Why the rush to public cloud?

I spend a fair amount of time talking to clients who call out public cloud as their future platform — new stuff lands on it and old stuff needs to move to it. There is a lot of hidden detail in these choices but a strong sentiment is there, no doubt about it. To many it can seem as though these clients are punch drunk on public cloud vendor koolaid. Maybe, but often I find that dismissing this sentiment misses the point entirely. Often I’ll hear:

“But they have a cloud already!?” (talking about an on-premise virtualised platform — which is a big misunderstanding of features/capability)

“Public cloud isn’t the right fit for them.”

“It doesn’t make sense to run in public cloud, it’s got to be more expensive than on-premise.”

I’ve always said that public cloud is not simply some pure cost play on cheap server hosting. It’s a feature and capability play for the future. Public cloud platforms are attractive because they represent a monumental leap forward in managed services and put previously hard to obtain features into the hands of everyone. Public cloud has democratised capabilities all the way from multi-DC disaster recovery to Machine Learning.

Marc Andreessen responded with the following when asked why microservices and cloud-native technologies are important for every business to adopt:

In my view, because the companies that do can then innovate much more quickly than the companies that don’t.

If a business can successfully adopt and learn how to work with these cloud platforms, the beneficial impact can be wide-ranging: from stronger implementation capability with modern tech to leaner and more efficient organisational models.

This is why adoption of cloud is seen as a must, whatever the cost. The capabilities of cloud coupled with the knowledge obtained through adoption simply screams “this is the platform you want NOW” and that’s why, to some, rigour and reason can appear to fly out of the window. It’s an arms race and we’re moving from horse-mounted to mechanised cavalry.


Two interesting comments from different customers this week - "No way are we ever going back to using VMs, if it is not PaaS we won't touch it" (paraphrasing) People are starting to realize that cloud is not about running some VMs or infrastructure cheaply, it's about the value add services they can have on tap, those really make the difference.

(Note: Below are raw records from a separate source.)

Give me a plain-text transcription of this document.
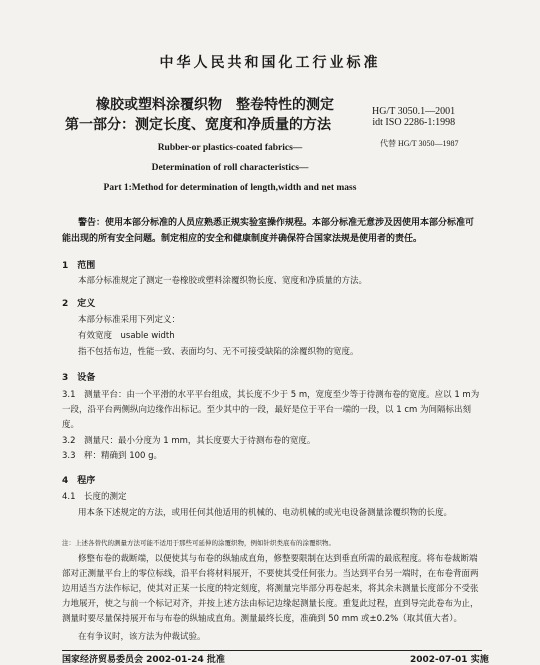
中华人民共和国化工行业标准
橡胶或塑料涂覆织物　整卷特性的测定
第一部分：测定长度、宽度和净质量的方法
HG/T 3050.1—2001
idt ISO 2286-1:1998
代替 HG/T 3050—1987
Rubber-or plastics-coated fabrics—
Determination of roll characteristics—
Part 1:Method for determination of length,width and net mass
警告：使用本部分标准的人员应熟悉正规实验室操作规程。本部分标准无意涉及因使用本部分标准可能出现的所有安全问题。制定相应的安全和健康制度并确保符合国家法规是使用者的责任。
1　范围
本部分标准规定了测定一卷橡胶或塑料涂覆织物长度、宽度和净质量的方法。
2　定义
本部分标准采用下列定义：
有效宽度　usable width
指不包括布边，性能一致、表面均匀、无不可接受缺陷的涂覆织物的宽度。
3　设备
3.1　测量平台：由一个平滑的水平平台组成，其长度不少于 5 m，宽度至少等于待测布卷的宽度。应以 1 m为一段，沿平台两侧纵向边缘作出标记。至少其中的一段，最好是位于平台一端的一段，以 1 cm 为间隔标出刻度。
3.2　测量尺：最小分度为 1 mm，其长度要大于待测布卷的宽度。
3.3　秤：精确到 100 g。
4　程序
4.1　长度的测定
用本条下述规定的方法，或用任何其他适用的机械的、电动机械的或光电设备测量涂覆织物的长度。
注：上述各替代的测量方法可能不适用于那些可延伸的涂覆织物，例如针织类底布的涂覆织物。
修整布卷的裁断端，以便使其与布卷的纵轴成直角，修整要限制在达到垂直所需的最底程度。将布卷裁断端部对正测量平台上的零位标线，沿平台将材料展开，不要使其受任何张力。当达到平台另一端时，在布卷背面两边用适当方法作标记，使其对正某一长度的特定刻度，将测量完毕部分再卷起来，将其余未测量长度部分不受张力地展开，使之与前一个标记对齐，并按上述方法由标记边缘起测量长度。重复此过程，直到导完此卷布为止，测量时要尽量保持展开布与布卷的纵轴成直角。测量最终长度，准确到 50 mm 或±0.2%（取其值大者）。
在有争议时，该方法为仲裁试验。
国家经济贸易委员会 2002-01-24 批准	2002-07-01 实施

Lester, very good article. I do feel the Innovators Dilema applies here, in so much that the on trend rush to innovate via disruptive technologies companies neglect sustainable innovation that is more aligned to their current market and customer needs. Public cloud enables many benefits but it's not a panacea for becoming 'more innovative'

Nail meet head! :-) A the end of the day compute is a commodity and like all commodities the market is growing up. Years ago we used to analogise that cloud was a utility, like electricity, you simply plug in and consume the compute you need ............ more importantly you only pay for what you need because you can turn it off. Like the power grid it works because you have enough customers to balance the various supply and demand over so you can drive the economies of scale. Obviously public cloud offers more services than just compute but its still the same principle IMHO. All we are now seeing is customers realise they are better consuming from a grid than trying to run their own power stations. Given they don't have to focus on making the power then can now focus on what they can do with effectively unlimited power and actually drive value to their customers.